Durante sus ejercicios de rebeldía, Trixie había aprendido cuáles eran las tablas de madera del pasillo que crujían traicioneras y cuáles las que eran capaces de guardar un secreto. La más alevosa era la que estaba justo delante de la puerta del estudio de su padre. A veces había llegado a preguntarse si no le habría pedido al constructor que la pusiera allí adrede, pensando con mucha previsión. Si quería pasar por allí sin hacer ruido, Trixie tenía que caminar pegada a la pared interior de la casa, y luego seguir en diagonal procurando no chocar contra la barandilla. A partir de allí, tan sólo era cuestión de evitar el tercer y séptimo escalón, y era libre. Podía coger el autobús que paraba a tres manzanas de casa, bajarse en el centro e ir caminando basta la iglesia.
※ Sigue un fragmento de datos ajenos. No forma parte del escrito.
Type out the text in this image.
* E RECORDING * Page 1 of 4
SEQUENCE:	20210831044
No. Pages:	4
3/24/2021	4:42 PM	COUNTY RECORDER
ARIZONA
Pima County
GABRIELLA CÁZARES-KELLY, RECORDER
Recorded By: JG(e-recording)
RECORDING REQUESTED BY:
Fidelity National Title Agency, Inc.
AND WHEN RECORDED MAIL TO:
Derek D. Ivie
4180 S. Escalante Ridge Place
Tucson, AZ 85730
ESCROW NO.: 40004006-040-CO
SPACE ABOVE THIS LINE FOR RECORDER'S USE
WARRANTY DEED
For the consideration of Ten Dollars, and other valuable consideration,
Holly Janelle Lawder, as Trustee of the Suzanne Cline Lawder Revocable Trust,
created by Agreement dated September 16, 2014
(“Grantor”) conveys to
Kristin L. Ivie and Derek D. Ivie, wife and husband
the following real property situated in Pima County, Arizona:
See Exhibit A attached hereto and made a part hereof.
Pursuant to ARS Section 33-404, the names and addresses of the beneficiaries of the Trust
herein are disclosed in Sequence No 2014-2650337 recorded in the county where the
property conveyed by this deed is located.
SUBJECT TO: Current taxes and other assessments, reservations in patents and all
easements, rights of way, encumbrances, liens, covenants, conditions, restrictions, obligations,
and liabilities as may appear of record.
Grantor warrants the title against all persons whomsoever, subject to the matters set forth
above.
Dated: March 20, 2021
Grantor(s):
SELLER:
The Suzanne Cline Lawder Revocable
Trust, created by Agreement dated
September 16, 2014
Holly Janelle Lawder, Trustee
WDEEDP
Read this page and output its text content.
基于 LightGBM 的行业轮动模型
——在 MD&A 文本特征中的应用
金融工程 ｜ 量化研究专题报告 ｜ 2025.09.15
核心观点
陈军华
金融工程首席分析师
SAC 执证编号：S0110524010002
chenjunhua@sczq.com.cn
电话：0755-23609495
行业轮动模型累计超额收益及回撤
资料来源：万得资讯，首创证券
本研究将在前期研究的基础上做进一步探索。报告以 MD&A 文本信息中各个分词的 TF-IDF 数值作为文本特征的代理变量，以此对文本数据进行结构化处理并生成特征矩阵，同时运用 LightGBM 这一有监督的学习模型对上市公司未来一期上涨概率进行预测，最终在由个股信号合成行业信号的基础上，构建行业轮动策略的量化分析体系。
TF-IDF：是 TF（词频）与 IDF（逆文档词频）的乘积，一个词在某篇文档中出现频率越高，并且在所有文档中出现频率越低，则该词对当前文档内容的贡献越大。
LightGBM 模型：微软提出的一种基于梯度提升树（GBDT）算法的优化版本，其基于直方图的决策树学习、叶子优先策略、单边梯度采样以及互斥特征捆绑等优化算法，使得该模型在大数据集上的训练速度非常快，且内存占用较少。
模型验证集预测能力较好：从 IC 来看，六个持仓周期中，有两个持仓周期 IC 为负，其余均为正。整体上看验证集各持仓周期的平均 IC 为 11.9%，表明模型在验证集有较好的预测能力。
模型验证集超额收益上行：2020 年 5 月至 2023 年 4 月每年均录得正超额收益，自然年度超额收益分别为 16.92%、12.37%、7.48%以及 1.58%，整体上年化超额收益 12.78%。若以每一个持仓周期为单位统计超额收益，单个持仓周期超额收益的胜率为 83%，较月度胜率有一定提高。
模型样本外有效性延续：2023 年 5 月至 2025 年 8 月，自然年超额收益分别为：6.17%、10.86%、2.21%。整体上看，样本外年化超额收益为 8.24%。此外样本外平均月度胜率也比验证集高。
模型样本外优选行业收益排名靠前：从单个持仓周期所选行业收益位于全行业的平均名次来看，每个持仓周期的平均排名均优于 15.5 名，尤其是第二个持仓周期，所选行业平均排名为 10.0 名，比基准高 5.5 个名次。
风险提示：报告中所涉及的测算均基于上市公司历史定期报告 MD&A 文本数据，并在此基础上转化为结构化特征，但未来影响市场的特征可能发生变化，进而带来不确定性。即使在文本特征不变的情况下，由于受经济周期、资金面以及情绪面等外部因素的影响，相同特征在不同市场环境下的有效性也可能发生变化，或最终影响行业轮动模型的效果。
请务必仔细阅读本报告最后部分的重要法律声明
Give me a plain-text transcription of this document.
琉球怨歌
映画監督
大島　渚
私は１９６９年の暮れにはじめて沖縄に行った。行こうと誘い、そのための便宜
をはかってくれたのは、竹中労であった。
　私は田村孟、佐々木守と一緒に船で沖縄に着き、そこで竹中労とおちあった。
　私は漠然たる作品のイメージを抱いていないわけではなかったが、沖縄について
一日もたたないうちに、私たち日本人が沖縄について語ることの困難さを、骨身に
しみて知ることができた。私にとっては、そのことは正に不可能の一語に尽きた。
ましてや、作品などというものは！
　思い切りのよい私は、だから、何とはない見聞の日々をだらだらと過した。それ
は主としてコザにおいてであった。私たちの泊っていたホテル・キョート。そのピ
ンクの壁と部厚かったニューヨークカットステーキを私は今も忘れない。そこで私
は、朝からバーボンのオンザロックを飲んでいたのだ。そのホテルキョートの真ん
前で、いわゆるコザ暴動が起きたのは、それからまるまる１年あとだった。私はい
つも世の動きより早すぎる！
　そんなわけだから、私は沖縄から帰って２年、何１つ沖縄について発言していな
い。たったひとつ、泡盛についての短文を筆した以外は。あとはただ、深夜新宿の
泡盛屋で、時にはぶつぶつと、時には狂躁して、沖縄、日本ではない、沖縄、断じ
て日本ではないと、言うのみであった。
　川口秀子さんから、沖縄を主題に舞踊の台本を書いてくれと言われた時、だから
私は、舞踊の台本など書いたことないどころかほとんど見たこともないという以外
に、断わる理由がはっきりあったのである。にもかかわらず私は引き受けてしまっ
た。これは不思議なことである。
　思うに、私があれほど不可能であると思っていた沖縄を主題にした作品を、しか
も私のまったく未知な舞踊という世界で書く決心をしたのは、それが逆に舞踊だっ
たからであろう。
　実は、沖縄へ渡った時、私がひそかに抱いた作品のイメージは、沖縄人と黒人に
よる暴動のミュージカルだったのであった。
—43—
La puerta del estudio de su padre estaba cerrada. Trixie avanzó con precaución, pisó con cautela y sorteó el peligro, bajando en silencio la escalera. El suelo del cambiador del zaguán parecía el escenario de un descuartizamiento: botas desparramadas, abrigos olvidados, guantes por el suelo. Trixie cogió lo que necesitaba entre el montón, se enrolló una bufanda al cuello y abrió la puerta con cautela.

Su padre estaba sentado en el interior de la furgoneta con el motor en marcha, como si hubiera estado esperándola desde el principio. Tan pronto como la vio salir de casa, bajó la ventanilla apretando el botón electrónico.

—Sube.

Trixie se acercó al coche y miró dentro.

—¿Dónde vas?

Su padre se inclinó hacia la puerta del acompañante y la abrió.

—Al mismo sitio que tú.

Al girar el cuerpo en el asiento para salir marcha atrás por el camino de entrada, Trixie distinguió la camisa con cuello y la corbata que llevaba debajo del abrigo.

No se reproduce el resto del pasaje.